# Christmas rocks-December 16th



## Chezl (Mar 12, 2012)

:sm02: 
These are not my rocks and all pictures were sourced from Pinterest.
You can also find instructions there on how to paint your own rocks.
Give it a try, it is easy and fun and you can paint them for any occasion,
not just for Christmas.


----------



## Roe (Feb 10, 2011)

I love them all and want...that is til I saw the Grinch. I want the Grinch ????


----------



## Chezl (Mar 12, 2012)

Roe said:


> I love them all and want...that is til I saw the Grinch. I want the Grinch ????

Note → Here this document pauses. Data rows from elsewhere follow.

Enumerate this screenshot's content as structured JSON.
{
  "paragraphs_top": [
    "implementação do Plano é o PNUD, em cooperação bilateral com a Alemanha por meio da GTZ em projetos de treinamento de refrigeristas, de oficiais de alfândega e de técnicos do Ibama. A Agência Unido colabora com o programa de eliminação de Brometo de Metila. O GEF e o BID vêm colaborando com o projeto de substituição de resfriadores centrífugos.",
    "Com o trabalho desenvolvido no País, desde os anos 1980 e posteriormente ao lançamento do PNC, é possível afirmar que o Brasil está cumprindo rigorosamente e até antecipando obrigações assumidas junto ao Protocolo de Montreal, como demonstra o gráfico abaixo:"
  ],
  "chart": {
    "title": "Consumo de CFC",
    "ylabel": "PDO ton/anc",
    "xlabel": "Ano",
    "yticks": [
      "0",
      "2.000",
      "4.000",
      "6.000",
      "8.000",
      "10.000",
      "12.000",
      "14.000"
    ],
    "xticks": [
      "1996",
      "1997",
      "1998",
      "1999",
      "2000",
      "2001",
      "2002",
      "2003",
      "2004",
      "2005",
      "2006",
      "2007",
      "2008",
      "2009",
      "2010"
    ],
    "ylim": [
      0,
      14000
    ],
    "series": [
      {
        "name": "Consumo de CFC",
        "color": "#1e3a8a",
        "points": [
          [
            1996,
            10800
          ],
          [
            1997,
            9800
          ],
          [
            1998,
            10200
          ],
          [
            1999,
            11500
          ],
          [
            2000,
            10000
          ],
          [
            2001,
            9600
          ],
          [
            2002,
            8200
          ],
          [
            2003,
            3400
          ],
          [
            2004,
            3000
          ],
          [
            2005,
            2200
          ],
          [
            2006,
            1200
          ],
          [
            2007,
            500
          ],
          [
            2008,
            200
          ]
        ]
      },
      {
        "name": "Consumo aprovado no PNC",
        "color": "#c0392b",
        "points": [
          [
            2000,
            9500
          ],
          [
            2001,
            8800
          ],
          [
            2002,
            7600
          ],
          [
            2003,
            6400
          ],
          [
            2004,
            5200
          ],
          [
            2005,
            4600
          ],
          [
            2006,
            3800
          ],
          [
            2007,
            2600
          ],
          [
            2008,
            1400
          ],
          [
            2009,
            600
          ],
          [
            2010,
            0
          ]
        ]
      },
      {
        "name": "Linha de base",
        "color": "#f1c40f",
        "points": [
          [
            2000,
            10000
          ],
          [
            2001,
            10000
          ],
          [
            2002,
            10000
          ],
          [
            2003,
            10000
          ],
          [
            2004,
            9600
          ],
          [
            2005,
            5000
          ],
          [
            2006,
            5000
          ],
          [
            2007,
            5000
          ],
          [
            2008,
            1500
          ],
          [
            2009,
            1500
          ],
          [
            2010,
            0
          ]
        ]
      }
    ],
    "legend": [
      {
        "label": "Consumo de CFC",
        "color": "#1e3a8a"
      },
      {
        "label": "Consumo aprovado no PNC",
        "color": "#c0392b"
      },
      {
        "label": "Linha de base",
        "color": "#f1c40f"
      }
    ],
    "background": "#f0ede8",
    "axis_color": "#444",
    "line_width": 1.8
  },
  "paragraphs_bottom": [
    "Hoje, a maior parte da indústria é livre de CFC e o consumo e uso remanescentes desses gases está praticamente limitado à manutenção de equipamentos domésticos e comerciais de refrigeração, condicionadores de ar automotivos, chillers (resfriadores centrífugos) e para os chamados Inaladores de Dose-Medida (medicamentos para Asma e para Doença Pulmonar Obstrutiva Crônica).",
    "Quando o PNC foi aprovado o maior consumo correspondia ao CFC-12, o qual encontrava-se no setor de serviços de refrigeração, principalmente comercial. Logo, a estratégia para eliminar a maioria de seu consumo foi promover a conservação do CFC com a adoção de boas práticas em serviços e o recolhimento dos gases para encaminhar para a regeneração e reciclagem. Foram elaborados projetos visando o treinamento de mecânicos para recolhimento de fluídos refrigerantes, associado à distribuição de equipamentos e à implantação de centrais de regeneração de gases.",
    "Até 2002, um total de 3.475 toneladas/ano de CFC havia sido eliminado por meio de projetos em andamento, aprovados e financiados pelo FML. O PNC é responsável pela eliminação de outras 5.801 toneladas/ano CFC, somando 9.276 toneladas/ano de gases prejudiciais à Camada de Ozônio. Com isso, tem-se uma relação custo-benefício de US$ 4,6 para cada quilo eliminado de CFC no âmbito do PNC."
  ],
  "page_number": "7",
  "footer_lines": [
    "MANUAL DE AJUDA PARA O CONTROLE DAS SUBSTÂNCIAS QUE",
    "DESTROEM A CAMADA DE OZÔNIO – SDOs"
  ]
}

Why don't you try to paint him yourself? You can transfer the outline of his picture on a rock and then paint it. Like a colouring book.


----------



## Naneast (Jun 12, 2011)

Fantastic job. :sm24:


----------



## run4fittness (May 22, 2011)

More good ones! Wish I had the paint to make a couple of rock presents for DH! :sm02:


----------



## momannette (Nov 12, 2011)

Wish I could draw!


----------



## Justme (May 11, 2011)

I love the bird on the right hand side just singing his little heart out. Thanks for sharing. What are you doing with them all?


----------



## spins2knit (Jul 29, 2013)

I'm collecting ideas for my summertime venture into rock painting. These are wonderful.


----------



## Chezl (Mar 12, 2012)

spins2knit said:


> I'm collecting ideas for my summertime venture into rock painting. These are wonderful.


I think you will love this page, 100 Best Painted Rocks.
Just scroll down the page to see all 100 ideas and there are instructions too and at the very bottom, I noticed there were some Amazon deals for rock painting supplies.


----------



## st1tch (Dec 13, 2011)

I can do just about anything with fabric and yarn, needles and thread but sadly art is something I have never ever been able to master ????.


----------



## Becca (Jan 26, 2011)

The Grinch is perfect. And I know where it should be sent.


----------



## jdwilhelm (Dec 6, 2011)

Fantastic!


----------



## Dottie Kon (Mar 29, 2012)

run4fittness said:


> More good ones! Wish I had the paint to make a couple of rock presents for DH! :sm02:


Paint them black and put them in his stocking! Coal!


----------



## Nanamel14 (Aug 4, 2016)

Love them


----------



## Helma (Oct 6, 2012)

Another great sampling of painted rocks .


----------